7. Origin USA — Woke Score: 0/100

Best known for American-made jiu-jitsu gear and boots, Origin USA — co-founded with Jocko Willink — also runs a full supplement line: Jocko Fuel pre-workouts, electrolytes, and greens powders, all manufactured stateside. A perfect 0/100 woke score. Zero corporate politics, zero ESG reporting, zero apology for being unapologetically American.

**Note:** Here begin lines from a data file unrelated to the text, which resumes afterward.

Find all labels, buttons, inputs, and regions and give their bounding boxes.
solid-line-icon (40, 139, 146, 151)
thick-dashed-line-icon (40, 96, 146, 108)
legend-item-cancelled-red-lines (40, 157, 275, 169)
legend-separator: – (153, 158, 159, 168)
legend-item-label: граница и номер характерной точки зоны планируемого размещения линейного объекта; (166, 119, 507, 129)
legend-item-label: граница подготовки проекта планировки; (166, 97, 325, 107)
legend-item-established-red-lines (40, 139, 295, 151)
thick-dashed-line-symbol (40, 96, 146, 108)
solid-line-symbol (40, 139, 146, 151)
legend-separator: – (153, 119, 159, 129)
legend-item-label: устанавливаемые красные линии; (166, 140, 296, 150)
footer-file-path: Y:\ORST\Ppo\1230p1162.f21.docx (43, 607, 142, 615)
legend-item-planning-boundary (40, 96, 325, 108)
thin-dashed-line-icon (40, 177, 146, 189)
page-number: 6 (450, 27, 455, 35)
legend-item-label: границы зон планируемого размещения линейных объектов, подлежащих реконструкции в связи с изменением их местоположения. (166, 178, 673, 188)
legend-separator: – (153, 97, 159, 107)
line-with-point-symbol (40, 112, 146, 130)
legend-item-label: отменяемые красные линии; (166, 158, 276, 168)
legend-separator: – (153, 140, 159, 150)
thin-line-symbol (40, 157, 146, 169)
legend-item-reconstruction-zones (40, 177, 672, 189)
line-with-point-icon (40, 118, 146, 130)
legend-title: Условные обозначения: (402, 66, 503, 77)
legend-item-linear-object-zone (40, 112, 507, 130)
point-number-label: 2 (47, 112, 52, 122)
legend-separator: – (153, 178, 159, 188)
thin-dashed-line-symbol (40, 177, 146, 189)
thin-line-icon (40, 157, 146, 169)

Honorable Mentions Worth Checking

  • Redmond Real Salt — Utah-based, family-owned mineral and salt company; trace mineral drops are a legitimate supplement option.
  • Patriot Health Alliance — Conservative-leaning supplement subscription company; verify current ownership before buying.
  • EarthEcho International — Trace mineral and silver supplement company popular in the Christian conservative space.

The Bottom Line

The supplement aisle is a referendum you cast every month. Spend $40 on Centrum and you've handed $40 to a company actively working against the values you'd write on a tax-deductible donation. Spend that same $40 on Nutrient Survival, Origin USA, or My Patriot Supply and you've funded an American small business, a veteran founder, and a family that won't be teaching your kids about pronouns next June.

Health is foundational. So is who you fund while pursuing it. Walk past the woke aisle and build a vitamin shelf that doesn't apologize for itself.